What are some of the biggest challenges faced by your company to achieve the growth targets? 

The challenge that we have on hand is a once in a century challenge and while it continues to cause unprecedented damage to our nation, people, businesses as well as the way we operate; it has further enhanced the value of collaboration, integration, and adaptation – attributes that can only be demonstrated by people. This year for us has been the year of our people – people who held their ground amidst the surrounding catastrophe. 

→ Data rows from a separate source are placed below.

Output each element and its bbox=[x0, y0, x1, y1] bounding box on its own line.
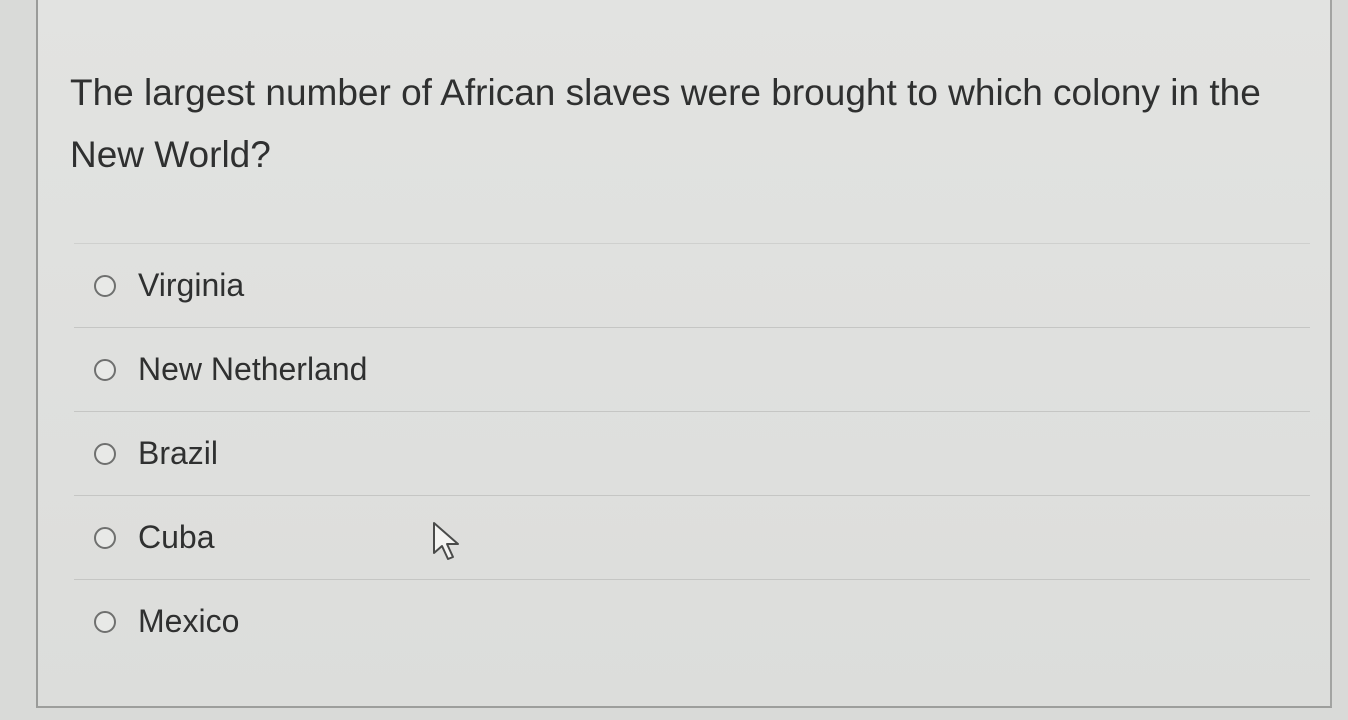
answer-label[interactable]: Brazil bbox=[138, 435, 218, 472]
radio-unchecked-icon[interactable] bbox=[94, 442, 116, 465]
radio-unchecked-icon[interactable] bbox=[94, 526, 116, 549]
answer-option-mexico[interactable]: Mexico bbox=[74, 579, 1310, 663]
answer-label[interactable]: Virginia bbox=[138, 267, 244, 304]
radio-unchecked-icon[interactable] bbox=[94, 358, 116, 381]
answer-option-virginia[interactable]: Virginia bbox=[74, 243, 1310, 327]
answer-label[interactable]: Cuba bbox=[138, 519, 215, 556]
answer-option-cuba[interactable]: Cuba bbox=[74, 495, 1310, 579]
answer-option-new-netherland[interactable]: New Netherland bbox=[74, 327, 1310, 411]
question-text: The largest number of African slaves wer… bbox=[70, 72, 1261, 175]
radio-unchecked-icon[interactable] bbox=[94, 274, 116, 297]
mouse-pointer-icon bbox=[433, 522, 459, 560]
answer-list: Virginia New Netherland Brazil Cuba Mexi… bbox=[74, 243, 1310, 663]
answer-label[interactable]: Mexico bbox=[138, 603, 239, 640]
radio-unchecked-icon[interactable] bbox=[94, 610, 116, 633]
answer-option-brazil[interactable]: Brazil bbox=[74, 411, 1310, 495]
question-card: The largest number of African slaves wer… bbox=[36, 0, 1332, 708]
answer-label[interactable]: New Netherland bbox=[138, 351, 367, 388]
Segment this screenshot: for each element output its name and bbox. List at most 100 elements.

Challenges were multi-fold, varying from quarter to quarter. Q-1of FY21 was the first quarter, which saw a complete shutdown for 1.5 months. As restrictions started easing, quickly getting back to the momentum and comply all the safety protocols was the immediate need. Managing the incremental demand on a real-time basis that emerged due to the growing need for handwashes, home & hygiene products, given the operational constraints was the next challenge. The subsequent quarters saw significant disruption in the logistics space due to a continuous rise in the freight rates. Unavailability of containers and other supply-side disruptions required our front-end teams to engage 24x7 with customers, vendors, and officials to ensure minimisation of the said impact. 

The start of FY22 saw the re-emergence of COVID, which this time around impacted our main pillar - our people. This not only disrupted our operations but also, delayed the scheduled Capex.  

Rising commodity prices, postponement of new launches and unavailability of 100 per cent of the work force at any given point of time were some of the other challenges that we faced in FY21. This situation continued at the start of FY22 as well. Despite the significant challenges, we emerged stronger and continued to march ahead, demonstrating the attributes of a resilient organisation.